The first unofficial tether car races were held in an abandoned lot in Los Angeles, California, in 1937.
At the height of their popularity in 1949, the sport boasted 440 tracks and some 3000 racers across the United States.
But by the mid 1950s numbers had dropped to the degree that tether car racing had achieved cult status.
By 2008, membership of the American Miniature Racing Car Association had dwindled to just 150 and only three tracks remained.
First made by hobbyists, the cars were later produced in small numbers by commercial manufacturers such as Dooling Brothers (California), Dick McCoy (Duro-Matic Products) and Garold Frymire (Fryco Engineering).
Tom Dooling and his brothers receive much of the credit for starting the whole tether car thing.
After building and flying model airplanes, the brothers decided that they could build a car using an airplane engine.
During World War II, the demand for scrap metal almost brought an end to the hobby.
One of the biggest names in the industry was Colorado’s Cox Models, noted for its miniature internal-combustion engines.
In the 1950s and 1960s it produced a line of hobby-oriented models of cars, airplanes, and other vehicles.

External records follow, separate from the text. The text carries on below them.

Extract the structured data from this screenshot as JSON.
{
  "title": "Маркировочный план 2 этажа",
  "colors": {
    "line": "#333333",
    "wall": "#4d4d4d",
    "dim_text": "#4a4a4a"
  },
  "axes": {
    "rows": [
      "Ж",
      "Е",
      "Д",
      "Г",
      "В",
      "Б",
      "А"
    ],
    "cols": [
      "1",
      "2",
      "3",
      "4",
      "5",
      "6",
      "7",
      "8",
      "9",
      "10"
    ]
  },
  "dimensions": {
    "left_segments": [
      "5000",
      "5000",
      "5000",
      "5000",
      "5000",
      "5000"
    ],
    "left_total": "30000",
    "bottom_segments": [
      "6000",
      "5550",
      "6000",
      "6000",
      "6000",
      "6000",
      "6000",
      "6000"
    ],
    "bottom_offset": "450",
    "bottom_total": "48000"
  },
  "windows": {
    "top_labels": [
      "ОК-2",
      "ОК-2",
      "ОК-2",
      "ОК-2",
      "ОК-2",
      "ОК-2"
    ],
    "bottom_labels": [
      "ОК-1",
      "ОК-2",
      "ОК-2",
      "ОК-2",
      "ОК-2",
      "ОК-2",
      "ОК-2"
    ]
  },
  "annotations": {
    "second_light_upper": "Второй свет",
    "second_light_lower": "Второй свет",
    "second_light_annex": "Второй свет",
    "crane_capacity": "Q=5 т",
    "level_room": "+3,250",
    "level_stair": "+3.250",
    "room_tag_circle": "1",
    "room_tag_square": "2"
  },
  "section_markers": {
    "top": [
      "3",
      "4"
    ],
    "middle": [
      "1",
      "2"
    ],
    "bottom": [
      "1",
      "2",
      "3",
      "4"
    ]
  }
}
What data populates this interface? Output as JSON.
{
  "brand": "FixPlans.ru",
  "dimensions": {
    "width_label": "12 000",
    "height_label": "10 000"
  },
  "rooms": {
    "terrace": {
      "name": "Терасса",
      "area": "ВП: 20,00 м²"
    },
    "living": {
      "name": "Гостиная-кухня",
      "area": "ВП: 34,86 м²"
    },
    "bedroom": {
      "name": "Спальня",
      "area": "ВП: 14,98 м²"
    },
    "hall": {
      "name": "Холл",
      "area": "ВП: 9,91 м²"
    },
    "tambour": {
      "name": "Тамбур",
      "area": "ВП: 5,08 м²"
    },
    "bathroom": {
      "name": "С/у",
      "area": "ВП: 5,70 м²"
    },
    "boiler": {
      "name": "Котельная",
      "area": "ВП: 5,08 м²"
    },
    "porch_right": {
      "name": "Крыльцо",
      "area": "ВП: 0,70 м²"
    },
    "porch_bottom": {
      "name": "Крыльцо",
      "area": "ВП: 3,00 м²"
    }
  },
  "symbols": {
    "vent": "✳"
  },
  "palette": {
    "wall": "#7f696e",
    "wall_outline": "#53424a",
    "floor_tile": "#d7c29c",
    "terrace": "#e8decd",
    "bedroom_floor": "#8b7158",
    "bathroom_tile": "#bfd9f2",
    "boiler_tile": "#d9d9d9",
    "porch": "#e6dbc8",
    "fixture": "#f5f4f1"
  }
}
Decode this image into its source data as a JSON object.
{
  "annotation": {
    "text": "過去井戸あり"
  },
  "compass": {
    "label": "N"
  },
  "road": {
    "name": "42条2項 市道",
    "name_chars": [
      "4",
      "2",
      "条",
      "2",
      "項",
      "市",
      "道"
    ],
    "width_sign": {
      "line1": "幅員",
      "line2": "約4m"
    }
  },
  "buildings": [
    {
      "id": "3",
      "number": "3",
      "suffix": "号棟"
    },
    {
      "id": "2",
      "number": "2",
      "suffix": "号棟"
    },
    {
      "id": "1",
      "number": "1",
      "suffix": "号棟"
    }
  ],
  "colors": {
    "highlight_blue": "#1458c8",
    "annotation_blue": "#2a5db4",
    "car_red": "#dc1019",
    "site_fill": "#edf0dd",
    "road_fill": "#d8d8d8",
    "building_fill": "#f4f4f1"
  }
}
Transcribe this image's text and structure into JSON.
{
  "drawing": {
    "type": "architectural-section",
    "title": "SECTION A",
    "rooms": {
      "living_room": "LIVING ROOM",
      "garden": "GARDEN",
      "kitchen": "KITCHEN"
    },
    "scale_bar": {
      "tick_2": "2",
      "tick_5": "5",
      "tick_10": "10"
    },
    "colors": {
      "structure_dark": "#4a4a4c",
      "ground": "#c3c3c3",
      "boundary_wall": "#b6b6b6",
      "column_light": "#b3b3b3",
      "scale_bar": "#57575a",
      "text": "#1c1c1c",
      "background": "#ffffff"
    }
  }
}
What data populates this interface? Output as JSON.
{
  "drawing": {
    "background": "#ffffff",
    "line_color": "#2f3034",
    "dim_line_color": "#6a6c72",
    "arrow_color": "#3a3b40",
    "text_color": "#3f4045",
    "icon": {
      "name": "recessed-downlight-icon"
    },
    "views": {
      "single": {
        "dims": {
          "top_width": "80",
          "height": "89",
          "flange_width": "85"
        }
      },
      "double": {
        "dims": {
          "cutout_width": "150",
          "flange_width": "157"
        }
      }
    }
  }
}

The most noted are the .049 cubic-inch displacement, glow plug, fuel-powered models, controlled by line or radio.
Cox reed valve engines are regarded as nearly indestructible.
Founder Roy Cox retired in 1969 and sold the company to the hobby conglomerate “Leisure Dynamics”.
It has passed through several hands since then and is now known as Cox International.
The company continues to revive Cox brand miniature aircraft engines as well as introducing new engine versions, reproduction parts, spare parts and accessories.
Original examples of the early cars, made from 1930s to the 1960s, are highly collectable and fetch thousands of dollars.
There are tracks in Australia, New Zealand, Germany, Switzerland, Estonia, Ukraine, Russia, the United States and other countries.
World Championship races are held every three years, the last in Brisbane in 2019.
The Sydney Tether Car Club meets on the last Sunday of each month at Model Park, Luddenham.
There’s a lot of other things to see there too, including model planes, radio-controlled rally cars and a ride on train for the kids.